With the dot-com industry booming, Scudder hopped from government intelligence to business intelligence with the Washington-based giant MicroStrategy, before the FBI recruited him as a project manager. Still, Scudder said he longed to return to the CIA, and he got that opportunity through the agency's CIO office, where he could put his information-technology experience to work abroad in war zones.
"I enjoyed this," he said. "I took a lot of pride in what we did there. Those were my last times overseas."
Then, Scudder says, his historical curiosity got the better of him once he caught a glimpse of the CIA's files on John F. Kennedy.
"There was a requirement that the officers turn in everything that they have on the JFK assassination," he said. "I thought, 'Wow, this is really interesting.'"
The FOIA requests that Scudder eventually filed have aimed to uncover not the juicy details of any specific historical event, but the annals of the agency's internal scholarly magazine, Studies in Intelligence.

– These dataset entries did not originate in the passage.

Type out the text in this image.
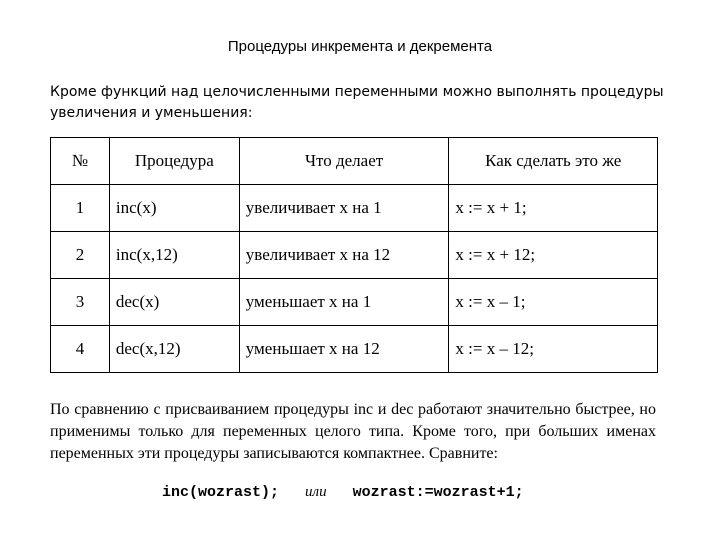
Процедуры инкремента и декремента
Кроме функций над целочисленными переменными можно выполнять процедуры увеличения и уменьшения:
№	Процедура	Что делает	Как сделать это же
1	inc(x)	увеличивает x на 1	x := x + 1;
2	inc(x,12)	увеличивает x на 12	x := x + 12;
3	dec(x)	уменьшает x на 1	x := x – 1;
4	dec(x,12)	уменьшает x на 12	x := x – 12;
По сравнению с присваиванием процедуры inc и dec работают значительно быстрее, но применимы только для переменных целого типа. Кроме того, при больших именах переменных эти процедуры записываются компактнее. Сравните:
inc(wozrast); или wozrast:=wozrast+1;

"It was a cornucopia of tidbits about the intelligence community," he explained.
These seemingly arcane requests, Scudder says, plunged him into a world of government paranoia worthy of a John le Carré novel, beginning with an early-morning raid of his home.
"Suddenly, at six in the morning, there's a bang on the door, 'FBI, open up!'" he recalled.
Scudder said that agents also woke up his wife and daughter, then a sixth-grade student, before rummaging through his house. He remembered feeling offended that a government he served for decades had so strongly turned on him for placing a FOIA request.
"I'm someone who's risked his life for this government," he said. "You'd think it'd warrant this kind of, 'We trust you.'"
He said that the insult held an additional sting because he believed he had done everything by the books.
"Literally, I was following the agency's regulations, and immediately, they looked at me like a leper and said, 'Why are you doing this?'" he recalled.
Shortly after Scudder sued his employer for the records in 2012, he says, the CIA gave him an ultimatum: retire now and receive 11 months more of his salary, or lose a special pension that he worked decades to attain.
For Scudder, the choice was sad but obvious: He said he took the first option, and the agency immediately rescinded his security clearance. The Department of Justice and the FBI did not prosecute him.